This is using nginx 1.6.3 and PHP 7.0.7 via PHP-FPM in CentOS 7.2.
I have run many sites using LAMP and have been trying to switch to LEMP, but a sticking point that keeps coming up is that my page handler keeps showing 404 errors in the status, even though I have set a different status in PHP. It is as if nginx is completely ignoring the headers sent from PHP for the 404 error page.
/etc/nginx/nginx.conf looks like:
user web web; worker_processes auto; error_log /var/web/Logs/WebServer/nginx-error.log; pid /run/nginx.pid; events { worker_connections 1024; } http { log_format main '$remote_addr - $remote_user [$time_local] "$request" ' '$status $body_bytes_sent "$http_referer" ' '"$http_user_agent" "$http_x_forwarded_for"'; access_log /var/web/Logs/WebServer/nginx-access.log main; fastcgi_buffers 8 1024k; sendfile on; tcp_nopush on; tcp_nodelay on; keepalive_timeout 65; types_hash_max_size 2048; include /etc/nginx/mime.types; default_type application/octet-stream; include /etc/nginx/conf.d/*.conf; }
Each domain's configuration looks like:
server { listen 80; server_name www.something.com; root /var/web/www.something.com/; index index.php index.html; error_page 404 /PageHandler; location / { try_files $uri $uri/ /PageHandler =404; location ~ \.php$ { try_files $uri =404; fastcgi_pass unix:/var/run/php-fpm/php-fpm.sock; fastcgi_index index.php; include fastcgi.conf; } location /PageHandler { try_files /PageHandler.php =500; fastcgi_pass unix:/var/run/php-fpm/php-fpm.sock; include fastcgi.conf; fastcgi_param REDIRECT_STATUS 404; } } }
The very simple PHP script is (and yes, I know the headers are redundant, and still it does nothing):
<?php http_response_code(200); header("HTTP/1.1 200 OK"); header("Status: 200", true, 200); ?> Test <?= $_SERVER["REQUEST_URI"] ?>, code <?= $_SERVER["REDIRECT_STATUS"] ?>
I have searched fruitlessly for hours on how to fix this.

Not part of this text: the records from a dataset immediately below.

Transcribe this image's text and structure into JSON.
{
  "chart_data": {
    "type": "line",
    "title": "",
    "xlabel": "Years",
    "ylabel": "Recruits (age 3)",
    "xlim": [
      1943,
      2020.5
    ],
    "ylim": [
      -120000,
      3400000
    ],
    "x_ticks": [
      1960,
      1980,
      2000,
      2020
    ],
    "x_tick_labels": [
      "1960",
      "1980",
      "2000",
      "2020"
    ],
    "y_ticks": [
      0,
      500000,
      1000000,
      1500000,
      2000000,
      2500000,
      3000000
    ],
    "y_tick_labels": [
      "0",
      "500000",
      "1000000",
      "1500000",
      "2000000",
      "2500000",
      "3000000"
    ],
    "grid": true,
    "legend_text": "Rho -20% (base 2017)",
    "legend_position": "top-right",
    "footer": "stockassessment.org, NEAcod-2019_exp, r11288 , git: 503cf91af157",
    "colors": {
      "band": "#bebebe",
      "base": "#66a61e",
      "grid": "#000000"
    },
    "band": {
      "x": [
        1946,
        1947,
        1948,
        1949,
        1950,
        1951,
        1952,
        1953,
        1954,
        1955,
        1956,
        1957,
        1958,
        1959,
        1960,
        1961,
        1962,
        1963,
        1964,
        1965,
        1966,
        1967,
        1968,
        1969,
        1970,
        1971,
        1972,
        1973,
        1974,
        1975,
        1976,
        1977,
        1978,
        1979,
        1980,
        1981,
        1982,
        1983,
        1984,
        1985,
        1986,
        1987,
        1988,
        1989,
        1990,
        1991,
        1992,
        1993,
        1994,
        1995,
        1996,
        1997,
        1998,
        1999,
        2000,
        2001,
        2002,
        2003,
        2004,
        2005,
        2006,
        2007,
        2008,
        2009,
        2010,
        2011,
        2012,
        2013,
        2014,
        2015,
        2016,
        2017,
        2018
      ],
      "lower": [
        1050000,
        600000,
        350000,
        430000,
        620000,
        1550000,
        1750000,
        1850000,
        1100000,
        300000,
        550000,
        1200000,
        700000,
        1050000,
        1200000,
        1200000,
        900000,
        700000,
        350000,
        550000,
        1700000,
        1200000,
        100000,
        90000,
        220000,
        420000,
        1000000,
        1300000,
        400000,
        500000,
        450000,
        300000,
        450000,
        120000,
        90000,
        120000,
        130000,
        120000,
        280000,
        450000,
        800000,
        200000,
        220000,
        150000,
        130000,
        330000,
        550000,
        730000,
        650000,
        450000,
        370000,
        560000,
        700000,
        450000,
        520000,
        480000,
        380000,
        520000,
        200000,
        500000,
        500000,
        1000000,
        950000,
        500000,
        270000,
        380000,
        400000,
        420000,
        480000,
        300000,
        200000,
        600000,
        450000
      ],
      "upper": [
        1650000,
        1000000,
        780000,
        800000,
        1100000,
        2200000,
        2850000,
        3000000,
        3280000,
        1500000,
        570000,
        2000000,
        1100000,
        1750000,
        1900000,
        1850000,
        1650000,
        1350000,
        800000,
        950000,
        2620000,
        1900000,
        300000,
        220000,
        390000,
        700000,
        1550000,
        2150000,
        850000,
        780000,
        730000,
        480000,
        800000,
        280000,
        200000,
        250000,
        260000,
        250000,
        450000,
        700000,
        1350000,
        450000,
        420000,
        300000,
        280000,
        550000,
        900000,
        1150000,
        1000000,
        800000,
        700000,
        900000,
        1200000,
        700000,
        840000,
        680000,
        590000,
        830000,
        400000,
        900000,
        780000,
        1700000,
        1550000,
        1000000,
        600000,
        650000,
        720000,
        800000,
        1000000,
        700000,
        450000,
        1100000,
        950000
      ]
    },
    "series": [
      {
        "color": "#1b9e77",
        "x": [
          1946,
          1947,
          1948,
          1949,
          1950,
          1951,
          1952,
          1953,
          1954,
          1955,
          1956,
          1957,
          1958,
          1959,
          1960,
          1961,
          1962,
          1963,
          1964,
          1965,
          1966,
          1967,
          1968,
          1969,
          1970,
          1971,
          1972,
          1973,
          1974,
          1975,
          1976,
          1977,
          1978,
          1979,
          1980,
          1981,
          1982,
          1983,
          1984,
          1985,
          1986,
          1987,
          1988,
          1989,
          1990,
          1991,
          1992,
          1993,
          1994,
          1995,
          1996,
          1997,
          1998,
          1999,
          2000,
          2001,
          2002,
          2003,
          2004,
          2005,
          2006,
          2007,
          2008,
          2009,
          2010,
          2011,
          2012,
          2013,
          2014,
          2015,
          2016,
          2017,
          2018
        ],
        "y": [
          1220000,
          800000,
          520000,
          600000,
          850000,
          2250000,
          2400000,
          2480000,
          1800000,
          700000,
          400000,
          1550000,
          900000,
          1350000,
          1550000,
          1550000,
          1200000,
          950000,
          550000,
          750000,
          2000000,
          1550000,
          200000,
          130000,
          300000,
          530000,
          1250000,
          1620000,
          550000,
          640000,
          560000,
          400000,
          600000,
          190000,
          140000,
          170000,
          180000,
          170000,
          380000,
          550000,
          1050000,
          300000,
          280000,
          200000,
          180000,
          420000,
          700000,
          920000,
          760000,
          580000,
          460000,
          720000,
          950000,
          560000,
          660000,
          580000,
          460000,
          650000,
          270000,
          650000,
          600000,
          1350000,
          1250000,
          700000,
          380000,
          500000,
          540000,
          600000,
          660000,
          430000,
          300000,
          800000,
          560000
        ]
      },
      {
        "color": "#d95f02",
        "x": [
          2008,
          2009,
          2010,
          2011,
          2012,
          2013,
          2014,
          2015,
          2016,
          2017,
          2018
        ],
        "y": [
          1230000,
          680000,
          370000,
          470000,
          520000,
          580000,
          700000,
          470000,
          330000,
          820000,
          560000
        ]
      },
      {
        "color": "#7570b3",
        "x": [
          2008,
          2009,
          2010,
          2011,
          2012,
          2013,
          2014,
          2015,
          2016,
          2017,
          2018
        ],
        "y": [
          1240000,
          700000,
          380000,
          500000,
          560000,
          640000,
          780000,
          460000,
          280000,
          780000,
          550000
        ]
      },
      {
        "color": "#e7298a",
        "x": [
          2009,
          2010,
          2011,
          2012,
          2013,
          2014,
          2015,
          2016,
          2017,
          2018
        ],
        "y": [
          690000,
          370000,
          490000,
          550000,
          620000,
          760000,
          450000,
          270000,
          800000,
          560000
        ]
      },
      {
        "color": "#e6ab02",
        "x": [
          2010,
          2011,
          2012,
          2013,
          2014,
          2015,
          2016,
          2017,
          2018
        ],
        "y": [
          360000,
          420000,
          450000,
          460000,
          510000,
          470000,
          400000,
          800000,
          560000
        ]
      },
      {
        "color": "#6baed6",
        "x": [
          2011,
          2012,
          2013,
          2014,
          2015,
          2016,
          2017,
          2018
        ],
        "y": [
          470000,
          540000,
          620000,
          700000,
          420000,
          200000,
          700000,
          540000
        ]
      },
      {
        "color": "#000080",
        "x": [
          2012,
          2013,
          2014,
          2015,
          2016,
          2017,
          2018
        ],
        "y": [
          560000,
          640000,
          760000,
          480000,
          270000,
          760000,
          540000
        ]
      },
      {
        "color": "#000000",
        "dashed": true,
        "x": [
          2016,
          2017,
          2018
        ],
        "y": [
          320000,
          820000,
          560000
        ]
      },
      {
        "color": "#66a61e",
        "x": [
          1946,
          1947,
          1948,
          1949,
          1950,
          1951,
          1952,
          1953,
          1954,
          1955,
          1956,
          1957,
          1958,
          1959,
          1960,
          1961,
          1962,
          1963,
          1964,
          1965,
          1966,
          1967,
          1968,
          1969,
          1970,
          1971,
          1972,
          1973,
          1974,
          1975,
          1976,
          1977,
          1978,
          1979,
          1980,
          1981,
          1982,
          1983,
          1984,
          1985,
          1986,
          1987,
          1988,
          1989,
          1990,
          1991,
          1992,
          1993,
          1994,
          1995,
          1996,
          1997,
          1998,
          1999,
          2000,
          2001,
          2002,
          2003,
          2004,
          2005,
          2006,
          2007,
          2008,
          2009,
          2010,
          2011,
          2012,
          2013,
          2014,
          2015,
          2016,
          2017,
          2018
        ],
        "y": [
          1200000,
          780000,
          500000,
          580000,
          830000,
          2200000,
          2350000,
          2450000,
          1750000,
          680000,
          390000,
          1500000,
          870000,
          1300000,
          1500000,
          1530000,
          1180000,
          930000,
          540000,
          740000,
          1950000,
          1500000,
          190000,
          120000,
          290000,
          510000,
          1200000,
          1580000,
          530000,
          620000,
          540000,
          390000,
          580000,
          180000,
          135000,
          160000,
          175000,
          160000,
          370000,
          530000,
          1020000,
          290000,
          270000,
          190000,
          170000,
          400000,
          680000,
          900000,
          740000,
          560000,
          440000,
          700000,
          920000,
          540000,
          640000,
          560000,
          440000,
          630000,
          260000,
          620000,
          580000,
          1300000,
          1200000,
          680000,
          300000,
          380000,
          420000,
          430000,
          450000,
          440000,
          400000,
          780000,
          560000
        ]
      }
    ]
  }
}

I have tried at least a hundred different .conf formats, and none of them work. What I have above at least sets REDIRECT_STATUS to 404, but I have found no way to be able to return a 200 status code if a page was found. I cannot just have nginx always return a 200, because it may actually be a genuine 404 since the actual script tests the current URL in a database.
How do I get nginx to obey PHP's HTTP status header?